Re: Nigeria Jokes Update With Ofego by njuwo(m): 2:00am On Oct 07, 2015
When I was in secondary school a woman brought her daughter to our house to complain about me. ''Your son told my daughter to kiss him in front of the whole class!''. She said. ''Ofego, why did you tell her to kiss you in front of the whole class? You could have told her to kiss you privately na.'' My dad said. The woman said, ''No! no! no! He shouldn't have asked for a kiss from her.'' ''Yes my son, you shouldn't have asked for a kiss. She is meant to give you the kiss!''. My dad expressed. ''No! You are not getting me. I mean to say it's wrong for your son to ask my daughter for a kiss!''. The woman said. My dad said, ''That's right Ofego my son! Why ask her daughter to kiss you, when you could just kiss her!''. The woman angrily left with her daughter.

1 Like

Re: Nigeria Jokes Update With Ofego by njuwo(m): 5:08am On Oct 08, 2015
A drunk neighbour of mine was coming from a bar (beer parlour). On his way, he met a barrister returning from bar (chamber). So he greeted him, "My learned colleague!". The barrister got angry and replied, "What Nonsense!''. A surprised him answered, "What do you mean by that? You are coming from a bar and I am coming from a bar, what is the difference? Bar is bar!''.
Re: Nigeria Jokes Update With Ofego by njuwo(m): 5:03am On Oct 09, 2015
When they are having a quarrel, screaming and yelling could be heard deep into the night.
His wife would shout, ''When I die, I will dig my way up, out of the grave and come back and haunt you for the rest of your life''. We the neighbours feared this woman and she liked the fact that she was feared. She later died of hypertension at the age of 54. After the burial, my neighbour went straight to the palm wine joint close to our compound and started to party, as if there was no tomorrow. We his neighbours, afraid for him, asked, ''Are you not afraid that she may indeed be able to dig her way up and out of the grave and come back to haunt you for the rest of your life?''. The man put his drink down and said, ''Let her dig. I had her buried upside down.''

1 Like

Re: Nigeria Jokes Update With Ofego by njuwo(m): 4:26am On Oct 10, 2015
Girlfriend: Hello oooo dearie!!!!

Ofego: Hi.

Girlfriend: What happened?

Ofego: Nothing.

Girlfriend: No, say na, what happened? You look unhappy.

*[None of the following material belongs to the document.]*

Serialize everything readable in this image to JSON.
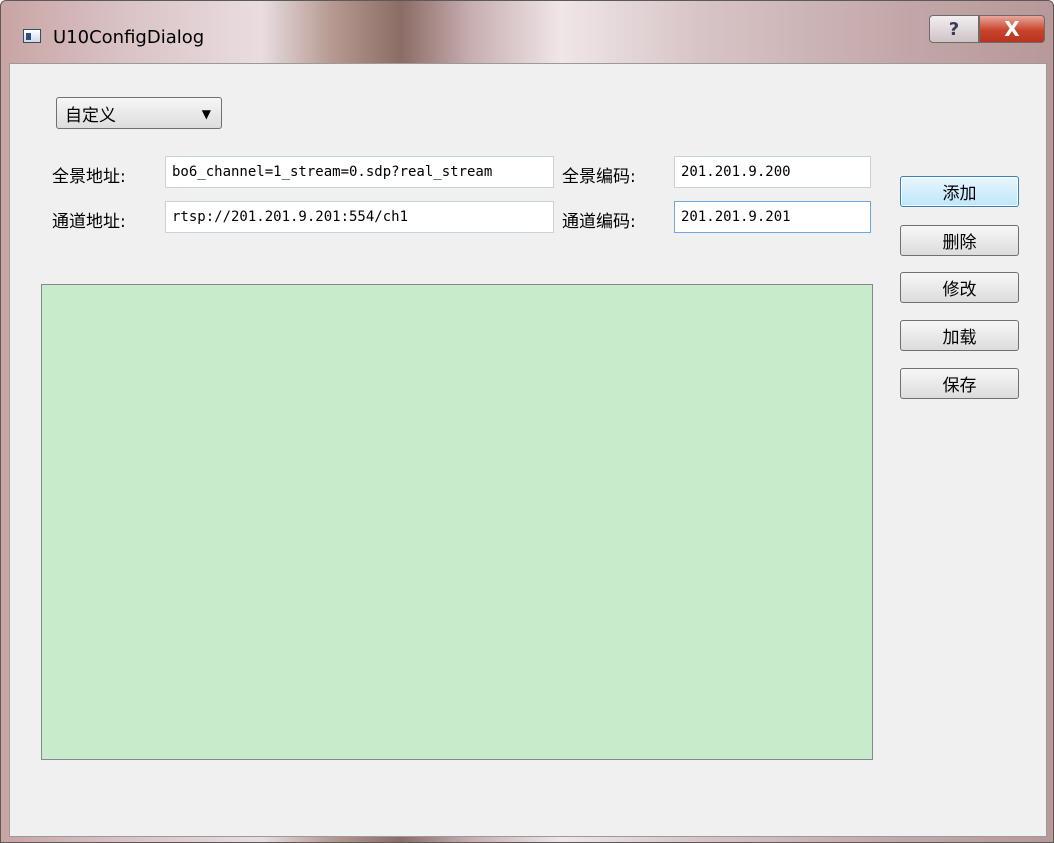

Ofego: I will ask you something now and you have to tell me the truth. Will you?

Girlfriend: Okay, ask.

Ofego: Who is Joseph? He liked all your profile pictures and even your status updates on facebook. Who the hell is he?

Girlfriend: Please don't say anything about him.

Ofego: Is he your ex boyfriend? Are you still in love with him?

Girlfriend: Why would I love him. You are my only love.

Ofego: Then, is he your brother?

Girlfriend: No, no. Not like that.

Ofego: Then who the hell is he for Christ's sake?

Girlfriend: Shall we talk something else?

Ofego: So you are hiding something from me? You have that much close relationship with him. He's so much important to you, right?

Girlfriend: If I disclose the secret you will definitely scold me.

Ofego: I'm getting irritated now. Don't test my patience.

Girlfriend: Pleasssssseeee.

Ofego: If You don't tell me I will break up with you right now.

Girlfriend: Okay, I will tell you. But promise me that you won't scold me, okay?

Ofego: Okay.

Girlfriend: Ermmmm, that is my fake profile, if no one likes my pictures I like my pictures through that account and also post comments like beautiful, hot, sexy, nice one, etc.

2 Likes

Re: Nigeria Jokes Update With Ofego by njuwo(m): 7:11am On Oct 11, 2015
What Is A Kiss?

In Mathematics: A Kiss is the shortest distance between two Lips.

In Biology: A Kiss is just exchange of germs from one mouth to another.

In Chemistry: A Kiss is the process of testing the PH of the lips.

In Physics: It is the process of charging a human body.

In Computer: A Kiss is a local area network in which two bodies are connected without a cable data.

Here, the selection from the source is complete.